Mrs. Gilmour declared that Ada Wilson's story about her cape and hat was utterly false, as were the stories told by the girls that they would have their hair cut off. She said that she has no interest in sending girls to any institution. Kane, she said, presented charges against her last May, but she said that she had no unfriendly feeling against him.
In reply to a question by Mogan she said that she did not know that for three years complaints about her have been made at the Magdalen Asylum. She has been Matron for seven years and five months, being appointed by the Board of Supervisors and the Police Commissioners.

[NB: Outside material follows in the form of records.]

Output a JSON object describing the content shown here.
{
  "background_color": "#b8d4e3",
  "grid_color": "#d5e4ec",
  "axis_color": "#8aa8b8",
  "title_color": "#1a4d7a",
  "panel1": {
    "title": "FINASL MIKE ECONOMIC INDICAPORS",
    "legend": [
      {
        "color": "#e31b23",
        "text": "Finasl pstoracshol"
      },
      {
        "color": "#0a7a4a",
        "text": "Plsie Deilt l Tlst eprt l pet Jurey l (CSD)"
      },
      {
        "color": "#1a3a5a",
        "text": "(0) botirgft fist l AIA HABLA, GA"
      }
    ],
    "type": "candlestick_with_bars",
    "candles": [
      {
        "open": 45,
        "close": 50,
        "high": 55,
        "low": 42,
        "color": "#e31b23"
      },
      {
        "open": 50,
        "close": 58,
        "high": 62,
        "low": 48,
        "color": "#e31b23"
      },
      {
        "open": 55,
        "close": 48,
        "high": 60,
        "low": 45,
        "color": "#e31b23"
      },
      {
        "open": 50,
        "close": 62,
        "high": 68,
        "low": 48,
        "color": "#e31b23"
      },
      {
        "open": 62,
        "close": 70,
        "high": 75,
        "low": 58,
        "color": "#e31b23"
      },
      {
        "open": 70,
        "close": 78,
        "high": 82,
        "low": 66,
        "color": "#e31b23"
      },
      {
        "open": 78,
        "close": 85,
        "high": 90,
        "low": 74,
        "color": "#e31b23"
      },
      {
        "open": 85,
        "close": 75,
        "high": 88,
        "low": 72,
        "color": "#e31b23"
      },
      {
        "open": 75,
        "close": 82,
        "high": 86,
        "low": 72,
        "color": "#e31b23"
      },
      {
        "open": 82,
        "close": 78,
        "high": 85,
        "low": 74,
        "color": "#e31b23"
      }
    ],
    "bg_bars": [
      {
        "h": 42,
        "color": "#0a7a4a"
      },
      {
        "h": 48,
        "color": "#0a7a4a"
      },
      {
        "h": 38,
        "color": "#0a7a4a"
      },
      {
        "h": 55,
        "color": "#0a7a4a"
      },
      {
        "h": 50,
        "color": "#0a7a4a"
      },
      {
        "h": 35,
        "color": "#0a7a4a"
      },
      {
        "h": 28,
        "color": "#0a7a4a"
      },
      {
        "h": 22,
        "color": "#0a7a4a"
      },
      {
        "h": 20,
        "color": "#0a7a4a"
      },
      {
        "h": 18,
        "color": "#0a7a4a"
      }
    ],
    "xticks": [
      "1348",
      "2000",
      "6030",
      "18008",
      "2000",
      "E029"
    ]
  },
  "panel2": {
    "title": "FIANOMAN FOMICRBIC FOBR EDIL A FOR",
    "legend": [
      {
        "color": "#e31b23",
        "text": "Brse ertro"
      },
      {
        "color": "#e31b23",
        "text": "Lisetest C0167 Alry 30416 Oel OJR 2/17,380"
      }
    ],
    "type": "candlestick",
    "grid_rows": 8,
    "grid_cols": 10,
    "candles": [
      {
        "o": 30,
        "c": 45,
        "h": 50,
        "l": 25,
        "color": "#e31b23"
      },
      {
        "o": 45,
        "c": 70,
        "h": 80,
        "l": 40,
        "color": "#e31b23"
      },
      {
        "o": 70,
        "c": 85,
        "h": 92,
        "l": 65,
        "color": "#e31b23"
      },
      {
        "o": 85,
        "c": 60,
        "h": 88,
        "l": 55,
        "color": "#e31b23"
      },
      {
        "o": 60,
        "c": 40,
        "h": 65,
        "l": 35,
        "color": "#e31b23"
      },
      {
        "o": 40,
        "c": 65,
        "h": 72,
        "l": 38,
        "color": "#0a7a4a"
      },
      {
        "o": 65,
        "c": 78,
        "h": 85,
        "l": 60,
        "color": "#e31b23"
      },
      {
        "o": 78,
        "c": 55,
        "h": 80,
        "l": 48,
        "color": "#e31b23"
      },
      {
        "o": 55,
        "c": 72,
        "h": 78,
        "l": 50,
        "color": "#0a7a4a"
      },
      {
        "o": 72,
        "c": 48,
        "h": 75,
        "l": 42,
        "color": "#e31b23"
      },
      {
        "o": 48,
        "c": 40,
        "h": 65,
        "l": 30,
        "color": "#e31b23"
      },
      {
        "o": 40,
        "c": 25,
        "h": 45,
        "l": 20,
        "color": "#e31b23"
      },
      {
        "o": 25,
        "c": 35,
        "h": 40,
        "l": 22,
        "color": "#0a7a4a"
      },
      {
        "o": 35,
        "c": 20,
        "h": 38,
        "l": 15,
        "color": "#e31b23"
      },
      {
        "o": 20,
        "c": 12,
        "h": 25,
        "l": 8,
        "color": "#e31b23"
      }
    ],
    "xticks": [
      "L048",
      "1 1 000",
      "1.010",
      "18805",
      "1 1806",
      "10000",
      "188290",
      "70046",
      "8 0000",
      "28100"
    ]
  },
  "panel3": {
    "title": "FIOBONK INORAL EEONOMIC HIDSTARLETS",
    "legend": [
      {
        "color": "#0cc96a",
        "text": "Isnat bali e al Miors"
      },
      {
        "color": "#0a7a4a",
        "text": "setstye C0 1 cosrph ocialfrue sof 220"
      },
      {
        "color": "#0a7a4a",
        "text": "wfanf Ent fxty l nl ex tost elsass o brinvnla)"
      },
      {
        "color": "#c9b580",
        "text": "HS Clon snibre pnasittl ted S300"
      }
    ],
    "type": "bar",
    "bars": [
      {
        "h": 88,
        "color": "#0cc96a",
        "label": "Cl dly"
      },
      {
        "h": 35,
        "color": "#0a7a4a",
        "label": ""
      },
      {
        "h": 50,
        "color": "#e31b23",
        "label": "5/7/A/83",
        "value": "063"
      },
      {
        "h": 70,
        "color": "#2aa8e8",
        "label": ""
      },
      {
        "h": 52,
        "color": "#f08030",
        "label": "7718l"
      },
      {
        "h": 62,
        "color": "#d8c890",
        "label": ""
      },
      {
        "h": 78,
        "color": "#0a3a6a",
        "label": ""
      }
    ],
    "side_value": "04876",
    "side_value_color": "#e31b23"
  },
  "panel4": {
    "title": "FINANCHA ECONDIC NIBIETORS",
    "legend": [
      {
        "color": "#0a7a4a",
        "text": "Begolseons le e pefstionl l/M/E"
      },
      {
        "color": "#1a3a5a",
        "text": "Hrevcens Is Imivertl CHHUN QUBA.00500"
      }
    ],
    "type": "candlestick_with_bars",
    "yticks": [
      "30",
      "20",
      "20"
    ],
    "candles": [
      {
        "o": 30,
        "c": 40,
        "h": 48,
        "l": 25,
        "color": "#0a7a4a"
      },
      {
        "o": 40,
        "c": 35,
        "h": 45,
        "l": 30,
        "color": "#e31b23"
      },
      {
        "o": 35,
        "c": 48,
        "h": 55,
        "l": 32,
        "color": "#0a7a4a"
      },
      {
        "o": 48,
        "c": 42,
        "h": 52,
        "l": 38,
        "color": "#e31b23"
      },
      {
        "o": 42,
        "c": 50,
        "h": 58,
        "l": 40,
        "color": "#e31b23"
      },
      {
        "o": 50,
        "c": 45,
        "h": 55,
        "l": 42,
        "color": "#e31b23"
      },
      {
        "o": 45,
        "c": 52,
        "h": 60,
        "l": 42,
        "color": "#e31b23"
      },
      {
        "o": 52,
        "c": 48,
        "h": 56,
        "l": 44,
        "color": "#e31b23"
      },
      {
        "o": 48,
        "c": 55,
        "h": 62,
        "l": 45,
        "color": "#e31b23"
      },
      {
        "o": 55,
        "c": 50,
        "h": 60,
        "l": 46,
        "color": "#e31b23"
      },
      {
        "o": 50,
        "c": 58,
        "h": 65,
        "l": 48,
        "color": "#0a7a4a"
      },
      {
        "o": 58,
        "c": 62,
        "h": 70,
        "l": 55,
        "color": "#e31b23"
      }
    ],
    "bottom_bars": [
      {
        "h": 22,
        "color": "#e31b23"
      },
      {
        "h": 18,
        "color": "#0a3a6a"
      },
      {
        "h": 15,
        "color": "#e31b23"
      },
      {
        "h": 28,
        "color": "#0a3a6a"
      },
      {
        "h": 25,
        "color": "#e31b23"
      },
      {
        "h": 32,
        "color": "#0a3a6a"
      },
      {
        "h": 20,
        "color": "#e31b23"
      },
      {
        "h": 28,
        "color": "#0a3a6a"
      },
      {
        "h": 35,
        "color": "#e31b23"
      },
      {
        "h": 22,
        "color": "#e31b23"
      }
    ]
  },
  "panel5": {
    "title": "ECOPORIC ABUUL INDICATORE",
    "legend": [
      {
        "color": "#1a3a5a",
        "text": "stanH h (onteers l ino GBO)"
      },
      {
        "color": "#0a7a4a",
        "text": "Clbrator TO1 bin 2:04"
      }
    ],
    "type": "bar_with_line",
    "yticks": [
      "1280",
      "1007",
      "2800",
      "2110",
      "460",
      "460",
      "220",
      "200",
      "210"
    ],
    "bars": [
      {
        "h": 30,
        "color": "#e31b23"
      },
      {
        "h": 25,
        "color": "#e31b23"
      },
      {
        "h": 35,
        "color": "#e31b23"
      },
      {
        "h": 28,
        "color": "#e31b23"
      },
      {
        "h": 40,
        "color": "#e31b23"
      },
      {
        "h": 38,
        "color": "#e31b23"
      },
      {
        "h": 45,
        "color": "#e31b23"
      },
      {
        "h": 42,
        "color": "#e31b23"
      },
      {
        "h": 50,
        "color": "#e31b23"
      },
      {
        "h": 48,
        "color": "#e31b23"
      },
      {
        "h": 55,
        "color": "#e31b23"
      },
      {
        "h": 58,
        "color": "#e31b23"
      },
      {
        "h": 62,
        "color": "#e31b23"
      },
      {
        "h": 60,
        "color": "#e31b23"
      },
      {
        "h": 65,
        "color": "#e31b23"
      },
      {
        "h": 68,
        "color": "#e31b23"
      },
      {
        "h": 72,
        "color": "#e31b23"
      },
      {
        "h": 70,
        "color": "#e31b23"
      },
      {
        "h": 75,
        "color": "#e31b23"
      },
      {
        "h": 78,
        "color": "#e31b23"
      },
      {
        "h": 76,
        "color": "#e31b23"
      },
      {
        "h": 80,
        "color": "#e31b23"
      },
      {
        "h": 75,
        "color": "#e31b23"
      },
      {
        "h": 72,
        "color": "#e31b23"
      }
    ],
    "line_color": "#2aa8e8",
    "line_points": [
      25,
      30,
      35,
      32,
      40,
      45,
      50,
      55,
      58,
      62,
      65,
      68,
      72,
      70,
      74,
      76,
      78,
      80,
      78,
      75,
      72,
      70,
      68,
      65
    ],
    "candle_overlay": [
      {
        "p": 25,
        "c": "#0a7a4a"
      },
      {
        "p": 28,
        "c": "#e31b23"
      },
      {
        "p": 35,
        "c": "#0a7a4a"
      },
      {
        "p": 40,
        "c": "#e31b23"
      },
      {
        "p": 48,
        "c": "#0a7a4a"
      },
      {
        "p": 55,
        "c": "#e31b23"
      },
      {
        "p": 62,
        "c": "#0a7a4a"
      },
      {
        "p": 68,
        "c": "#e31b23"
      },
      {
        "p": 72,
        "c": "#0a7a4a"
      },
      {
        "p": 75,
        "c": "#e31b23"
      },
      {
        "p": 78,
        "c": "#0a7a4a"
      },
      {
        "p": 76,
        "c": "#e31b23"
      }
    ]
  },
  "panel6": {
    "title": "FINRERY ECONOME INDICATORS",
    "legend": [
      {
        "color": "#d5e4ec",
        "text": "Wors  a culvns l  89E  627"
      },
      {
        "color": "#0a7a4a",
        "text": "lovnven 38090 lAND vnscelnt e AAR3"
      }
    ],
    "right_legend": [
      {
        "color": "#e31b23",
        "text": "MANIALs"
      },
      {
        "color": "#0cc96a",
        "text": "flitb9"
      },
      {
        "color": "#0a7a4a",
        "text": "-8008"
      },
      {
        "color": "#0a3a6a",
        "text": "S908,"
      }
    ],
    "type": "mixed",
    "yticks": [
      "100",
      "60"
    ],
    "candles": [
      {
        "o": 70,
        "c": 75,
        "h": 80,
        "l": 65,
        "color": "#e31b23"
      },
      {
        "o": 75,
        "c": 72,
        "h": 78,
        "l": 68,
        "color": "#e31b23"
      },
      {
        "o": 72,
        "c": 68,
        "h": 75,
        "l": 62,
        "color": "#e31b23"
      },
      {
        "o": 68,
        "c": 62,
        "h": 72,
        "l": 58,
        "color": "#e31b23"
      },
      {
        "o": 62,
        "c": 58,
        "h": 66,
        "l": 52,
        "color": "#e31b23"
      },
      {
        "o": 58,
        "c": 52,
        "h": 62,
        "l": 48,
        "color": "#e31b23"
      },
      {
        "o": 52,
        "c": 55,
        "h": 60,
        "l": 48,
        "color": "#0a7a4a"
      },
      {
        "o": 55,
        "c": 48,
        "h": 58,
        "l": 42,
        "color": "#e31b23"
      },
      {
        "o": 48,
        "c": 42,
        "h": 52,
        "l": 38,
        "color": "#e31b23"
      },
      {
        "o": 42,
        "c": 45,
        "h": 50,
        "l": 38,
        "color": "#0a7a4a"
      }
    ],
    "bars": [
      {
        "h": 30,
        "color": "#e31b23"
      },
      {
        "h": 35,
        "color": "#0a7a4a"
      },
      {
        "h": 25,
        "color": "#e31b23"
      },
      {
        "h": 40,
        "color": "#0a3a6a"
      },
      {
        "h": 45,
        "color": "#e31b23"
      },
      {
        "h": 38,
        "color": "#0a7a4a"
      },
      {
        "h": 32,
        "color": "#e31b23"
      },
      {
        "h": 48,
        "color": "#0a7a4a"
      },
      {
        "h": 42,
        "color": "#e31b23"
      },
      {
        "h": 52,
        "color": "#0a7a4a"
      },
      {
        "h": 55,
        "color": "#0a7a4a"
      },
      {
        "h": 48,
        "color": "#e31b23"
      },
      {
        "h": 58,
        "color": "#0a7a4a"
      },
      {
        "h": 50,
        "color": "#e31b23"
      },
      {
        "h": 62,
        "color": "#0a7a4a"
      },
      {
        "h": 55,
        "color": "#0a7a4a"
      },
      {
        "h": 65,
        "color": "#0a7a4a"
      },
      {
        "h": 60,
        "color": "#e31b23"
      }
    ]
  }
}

Mogan inquired why she had not given the McGrath girl's articles to the property elk of the Police Department for safe keeping. She answered that she intended to return them herself. On cross-examination she said:
"I think it a good thing to keep some girls from going to the Magdalen Asylum. I have spoken this way since the Training Home started. The Magdalen Asylum is a proper place for some girls. I have heard that girls are well treated there, but when they behave badly they are punished."
Mrs. French, one of the Directors of the Training Home, said that she had met Mrs. Gilmour almost daily for years at the City Prison, but did not know until the charges were filed whether she was a Catholic or a Protestant.
The committee and attorneys agreed that it would be better to keep remarks about religion out of the investigation.
Mrs. French stated that in the Training Home there are about twenty inmates. It is sustained by private charity, receiving no funds from city or State.
Attorney Mogan said that there were many escapes from the Training Home. Mrs. French replied that there have been six in the past two years.
The committee took the case under advisement.